With that eager grace so charming to see but indescribable in words, Iola caught his hand and kissed it, as he gazed upon her with a look of doubt and wonder.

"It is all false," she cried, "all utterly false! She is yours--has been yours always. True, through wrong, and persecution, and deceit, she is yours still--yours only."

"False," cried Boyd. "False? How can it be false?
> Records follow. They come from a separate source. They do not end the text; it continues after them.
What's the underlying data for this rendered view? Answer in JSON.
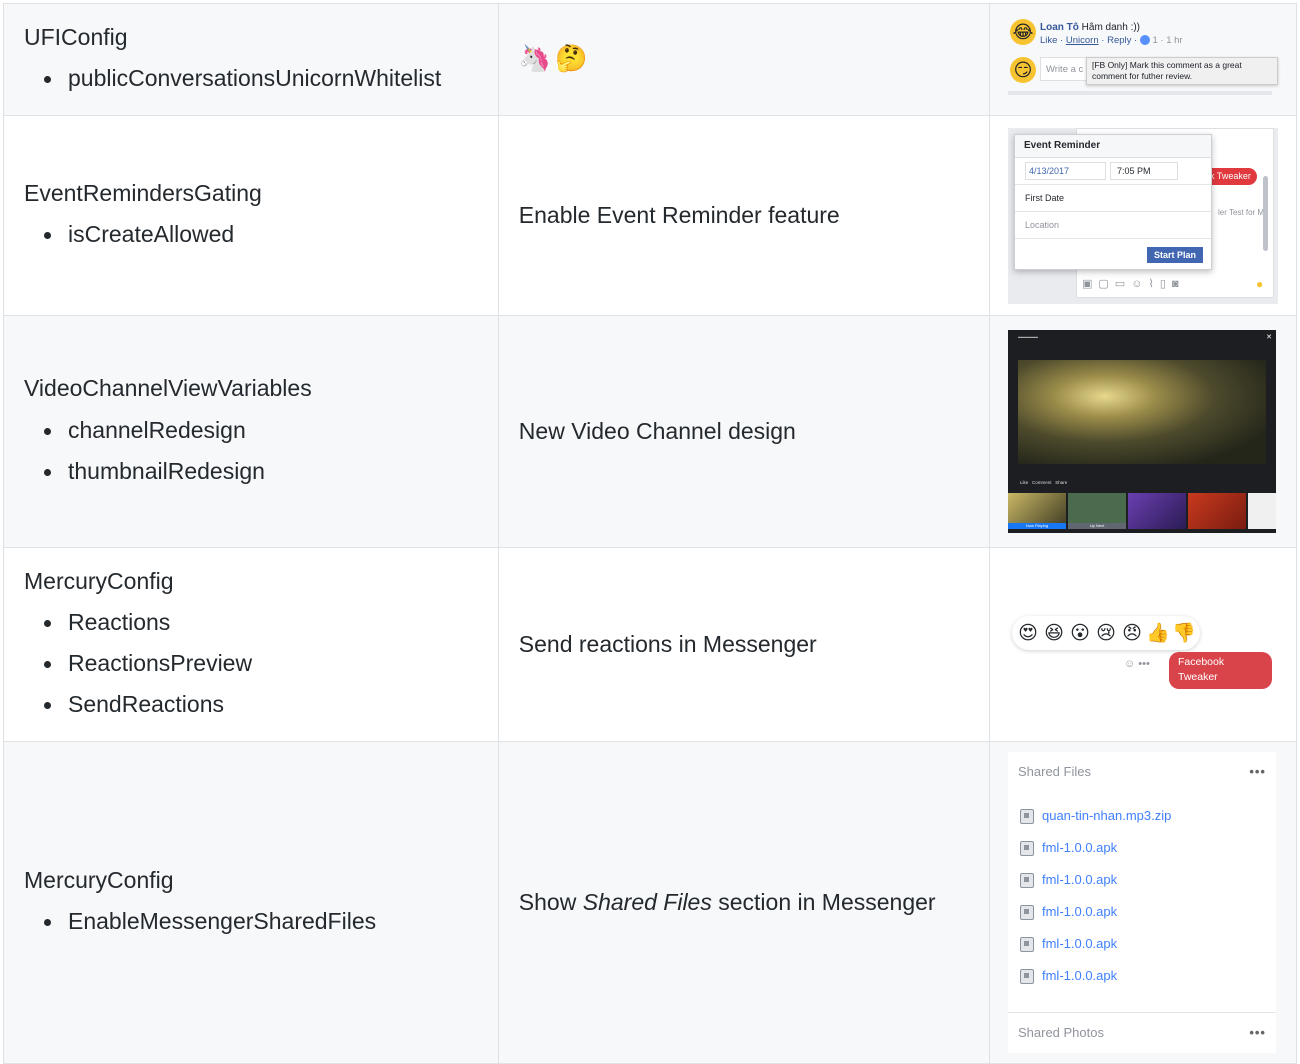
{
  "rows": [
    {
      "gatekeeper": "UFIConfig",
      "variables": [
        "publicConversationsUnicornWhitelist"
      ],
      "description_emoji": [
        "🦄",
        "🤔"
      ],
      "shot": {
        "commenter_name": "Loan Tô",
        "comment_text": "Hâm danh :))",
        "actions": [
          "Like",
          "Unicorn",
          "Reply"
        ],
        "like_count": "1",
        "time": "1 hr",
        "input_placeholder": "Write a c",
        "tooltip": "[FB Only] Mark this comment as a great comment for futher review."
      }
    },
    {
      "gatekeeper": "EventRemindersGating",
      "variables": [
        "isCreateAllowed"
      ],
      "description": "Enable Event Reminder feature",
      "shot": {
        "title": "Event Reminder",
        "date": "4/13/2017",
        "time": "7:05 PM",
        "event_name": "First Date",
        "location_placeholder": "Location",
        "button": "Start Plan",
        "tweaker_label": "k Tweaker",
        "background_text": "ler Test for M."
      }
    },
    {
      "gatekeeper": "VideoChannelViewVariables",
      "variables": [
        "channelRedesign",
        "thumbnailRedesign"
      ],
      "description": "New Video Channel design",
      "shot": {
        "actions": [
          "Like",
          "Comment",
          "Share"
        ],
        "thumb_labels": [
          "Now Playing",
          "Up Next"
        ]
      }
    },
    {
      "gatekeeper": "MercuryConfig",
      "variables": [
        "Reactions",
        "ReactionsPreview",
        "SendReactions"
      ],
      "description": "Send reactions in Messenger",
      "shot": {
        "reactions": [
          "😍",
          "😆",
          "😮",
          "😢",
          "😠",
          "👍",
          "👎"
        ],
        "tweaker_label": "Facebook Tweaker"
      }
    },
    {
      "gatekeeper": "MercuryConfig",
      "variables": [
        "EnableMessengerSharedFiles"
      ],
      "description_pre": "Show ",
      "description_em": "Shared Files",
      "description_post": " section in Messenger",
      "shot": {
        "files_header": "Shared Files",
        "files": [
          "quan-tin-nhan.mp3.zip",
          "fml-1.0.0.apk",
          "fml-1.0.0.apk",
          "fml-1.0.0.apk",
          "fml-1.0.0.apk",
          "fml-1.0.0.apk"
        ],
        "photos_header": "Shared Photos",
        "more_label": "•••"
      }
    }
  ],
  "colors": {
    "row_alt_bg": "#f6f8fa",
    "border": "#dfe2e5",
    "text": "#24292e",
    "fb_link": "#4080ff",
    "fb_button": "#4267b2",
    "tweaker_red": "#d9444a"
  }
}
With my own eyes I saw the announcement of his sister's marriage to James Hamilton, in the king's own hand."

"He signed the contract," cried Iola, "without her consent; but she tore the contract, and refused to ratify it."

"But my letters, my unanswered letters?" said Boyd.

"She has been watched and guarded, surrounded by spies and deceivers," exclaimed Iola, eagerly. "Hear all I have to tell you. Much may even then remain to be explained, but, believe me, oh, believe me, all will be explained clearly and with ease."

"I know that one traitor, that John Radnor, was bought to tell her I was dead, when not ten days before he had spoken to me--me, ever his kind and generous lord--and knew that I was safe and well. I saw the proof of the villain's treachery; and I slew him; but, oh, I cannot think that there are many such. Yet they have been fiends of hell indeed; for torture, such as the damned undergo, were not more than they have fixed on me, by making me think my Mary, my beautiful, my devoted, false to him she loved."

"Oh, she was never false," cried Iola. "They thought to cheat her to her own despair, by tales of your death; but the instinct of true love taught her to doubt, till she had seen your tomb with her own eyes."

"I will go to her. I will go to her," cried the earl of Arran, rising up, and taking a step or two towards the door. But there he paused, and asked, "Does she still believe me dead?"

"She does," replied Iola, "though perhaps a spark of hope is kindled."